Foto Pedro Coelho
No acelerado processo de degradação
física e mental a que assisti nas últimas semanas de vida da minha mãe, sucedeu
um episódio que me espantou e marcou profundamente. Obviamente eu sabia que ela
estava a ir-se embora, a caminhar para o fim do seu percurso terreno e que nada
neste mundo poderia reverter a situação. Sentado à cabeceira da cama dela ouvindo-a
gemer em surdina uma tarde, perguntei-lhe:
- Mãe, o que tem?
E ela, com a tranquilidade que sempre
lhe conheci, respondeu simplesmente:
- Tenho já vontade de ir para junto do teu
pai, filho.
Foram dias e semanas muito complicados.
Ainda que cientes da inevitabilidade da morte não é nada fácil sentirmos que vamos perder quem mais amamos na vida. E por mais que no nosso íntimo
tentemos aceitar que a solução mais justa para essa pessoa que assim está é vê-la
partir em paz para ela finalmente descansar, ainda que num cenário de enorme sofrimento jamais estaremos preparados para a sua perda.

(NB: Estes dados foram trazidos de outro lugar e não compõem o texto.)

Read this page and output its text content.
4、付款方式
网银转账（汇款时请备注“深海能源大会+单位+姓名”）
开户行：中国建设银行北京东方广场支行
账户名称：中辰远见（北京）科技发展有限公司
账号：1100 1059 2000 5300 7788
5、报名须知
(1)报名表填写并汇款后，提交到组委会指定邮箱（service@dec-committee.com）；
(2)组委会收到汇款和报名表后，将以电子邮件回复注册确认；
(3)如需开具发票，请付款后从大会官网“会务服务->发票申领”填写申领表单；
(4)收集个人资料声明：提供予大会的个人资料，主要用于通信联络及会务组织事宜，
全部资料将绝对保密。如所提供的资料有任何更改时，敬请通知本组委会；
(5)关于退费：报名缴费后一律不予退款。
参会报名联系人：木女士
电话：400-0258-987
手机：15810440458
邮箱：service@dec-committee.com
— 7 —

Certo dia, inesperadamente, ao final da tarde
de um dos seus últimos dias em minha casa, a doentinha desatou a conversar alto não
sei para quem, feliz como um passarito que de repente se atreve a saltar do
ninho e voa em liberdade. E ria, ria, ria. Primeiro conversou com um João
Roma e depois uma MariNeves, moços da sua criação mas já falecidos há muitos anos.
E por entre cristalinas gargalhadas várias vezes chamou também pela Ribeira, a
cadela rafeira que guardava o Monte do Matinho quando ela era moça.
E o seu rosto resplandecia de alegria
como se de facto estivesse no meio de toda aquela gente! Deixando-a prostrada na cama onde jazia há semanas, a sua mente –
ou se calhar a saudade, não sei – levou-a para os lugares onde nasceu, onde cresceu
e se fez mulher, onde trabalhou, conheceu o meu pai e com ele casou. Nunca, em toda a
minha vida, tinha visto a minha mãe tão profundamente feliz a conversar
animadamente com pessoas que só ela podia ver e ouvir, provavelmente gente
muito boa e a quem quisera muito bem na sua juventude.
Mais de uma vez tentei interromper tão estranha euforia tocando-lhe na cara, nos ombros, segurando-lhe as mãos, fazendo-lhe
perguntas:
- Mãe, mãe, está a falar com quem?
Mas ela nunca me ouviu e nunca respondeu. Era como se eu nem ali estivesse, pois continuava a conversar ininterruptamente, deslumbrada com tudo o que inundava a sua
memória e assim inopinadamente viera ter com ela, deixando-a tão manifestamente feliz.
Mais estranho ainda foi o tempo que o inusitado êxtase durou. A minha mãe falou, falou, falou, riu, riu, riu, toda essa noite e manhã do dia seguinte perante a minha mais
profunda inquietação que nunca me permitiu deixá-la sozinha. Não pronunciou nem
uma só vez o nome do meu pai de quem ela tanto gostava, nem o de nenhum de nós, seus filhos e netos, que ela também sempre adorou. Aquela inusitada felicidade que durou dezasseis ou dezassete horas consecutivas era anterior
a todos nós, vinha da sua meninice e juventude.
Nem as interrupções necessárias para dela cuidar, tentando minimamente alimentá-la e medicá-la, suspendiam por um segundo que
fosse o seu eufórico estado de espírito. Quem passou pela rua, porque o seu
quarto – o mesmo onde eu nasci – dá para lá, decerto ouviu a sua alegre voz e sonoras gargalhadas. A minha surpresa e inquietação eram enormes porque nunca
tinha assistido a nada semelhante. Mais de uma vez pensei que o pior
aconteceria a qualquer instante e quase receava que ela se calasse. Porém, ao início da tarde do dia seguinte, tal
como tinha começado, calou-se subitamente. Como um rádio que tivesse sido
desligado. E a seguir adormeceu profundamente, num sono de quase tantas horas
como as que estivera a conversar e a rir com a rapaziada do seu tempo. Tinha de
estar completamente exausta.
Dali a poucos dias começou a ser
acometida de violentas convulsões e teve de ser internada de urgência primeiro no hospital
distrital, a seguir nos cuidados continuados da nossa aldeia. E dali partiu ao encontro do seu António breves dias depois, agarrada a uma das minhas mãos e também
a uma das mãos da minha irmã Joaquina porque estávamos à sua cabeceira a confortá-la na hora da partida. Passado todo este tempo – mais de 5
anos – dou por mim muitas vezes a pensar ainda no insólito episódio que
antecedeu em poucos dias o seu adeus definitivo.